Saturday, July 04, 2009

Making a clean breast of it

TO BE born female in this country is to develop a long-term relationship with your holes.

The first holes are sometimes given when a girl has just been born.

The so-called female version of circumcision entails putting a kind of gun against an unsuspecting babe’s head and shooting a stud through each of the pearly pink lobes of the stunned infant.

Doting relatives coo endlessly over christening photos of infants. I’m told that birthstone-studded ears beat a frothy head band in clarifying to one’s large family the exact gender of the youngest addition, specially if she was born with a hairless golf ball of a head.

When a girl is old enough to have a fatal attraction for mini-skirts and the whiplash reactions these extract from male heads, she gets the whole package dumped on her—lectures, sermons and prayers of last resort—about the Hole Down Under.

If she’s smart and observant, a girl will know the chief distinction between her, so far, three holes: the first pair is punctured as soon as possible; the second, only, legally and ideally, after matrimony.

If she finds herself in rebellion with The Rule on the Third, she might discover independence spewing from the fourth hole: her mouth.

In the long, winding interregnum between maidenhood and the final hole in the ground, a woman may be forgiven if she loses sight of her other holes.

After all, in the usual course of life, a woman often has too many things to do to spend a minute just ruminating on the Hole Thing.

If a woman chooses to have a baby, the hole down under becomes from a dark mysterious taboo into a mysterious passage of light, out of which another life will enter into this one.

The complete dependence of another life on her life makes a woman not just see things differently but move entirely apart. If she once covered her breasts chastely or left them half-bared strategically, the nursing mother now regards her twin cones as automatically activated by one hole: the sucking, rooting mouth of her young, imperiously demanding to be fed.

“Teats” is not a politically “in” word.

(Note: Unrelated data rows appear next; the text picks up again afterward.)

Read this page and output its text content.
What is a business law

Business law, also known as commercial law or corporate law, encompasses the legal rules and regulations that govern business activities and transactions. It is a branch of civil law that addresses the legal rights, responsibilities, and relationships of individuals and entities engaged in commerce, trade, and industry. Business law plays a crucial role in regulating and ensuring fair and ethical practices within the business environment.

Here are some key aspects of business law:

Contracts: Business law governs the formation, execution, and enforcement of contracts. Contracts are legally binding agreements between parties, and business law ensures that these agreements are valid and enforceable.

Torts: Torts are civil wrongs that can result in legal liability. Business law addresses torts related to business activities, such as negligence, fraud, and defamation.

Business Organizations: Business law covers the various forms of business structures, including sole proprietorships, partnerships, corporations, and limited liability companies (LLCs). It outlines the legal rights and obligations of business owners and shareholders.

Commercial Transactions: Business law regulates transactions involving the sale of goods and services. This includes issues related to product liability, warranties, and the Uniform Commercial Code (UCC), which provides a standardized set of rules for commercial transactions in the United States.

It’s not even a word pornographers use in association with a human.

Yet “teats”—and the imagery of gushing abundance— will cross a woman’s mind when, despite all the oceans of clam soup she has swallowed, her breasts fail to yield even a drop of reddish-stained thin milk for a furious, yelling infant.

During the rooming-in, while the mother is trying to nurse her baby, watched and commented upon and compared by a room full of midwives, nurses and relatives—all female, all wise, all experienced in summoning the flow and squirting milk into generations of gurgling, ecstatic babies—a woman might first experience her first bottomless regret: that instead of puny breasts defined by fashion trends and cup sizes, she had cow udders, dripping with the mysterious miraculous stream that shields her young from nearly everything, from infections to mental retardation.

But as with the others, these holes are programmed for obsolescence. When the children move out and the nest grows cold, these holes are as good as plugged.

Except that she, after spending almost an entire lifetime with holes, finds that the female state of grace is to remain eternally unplugged.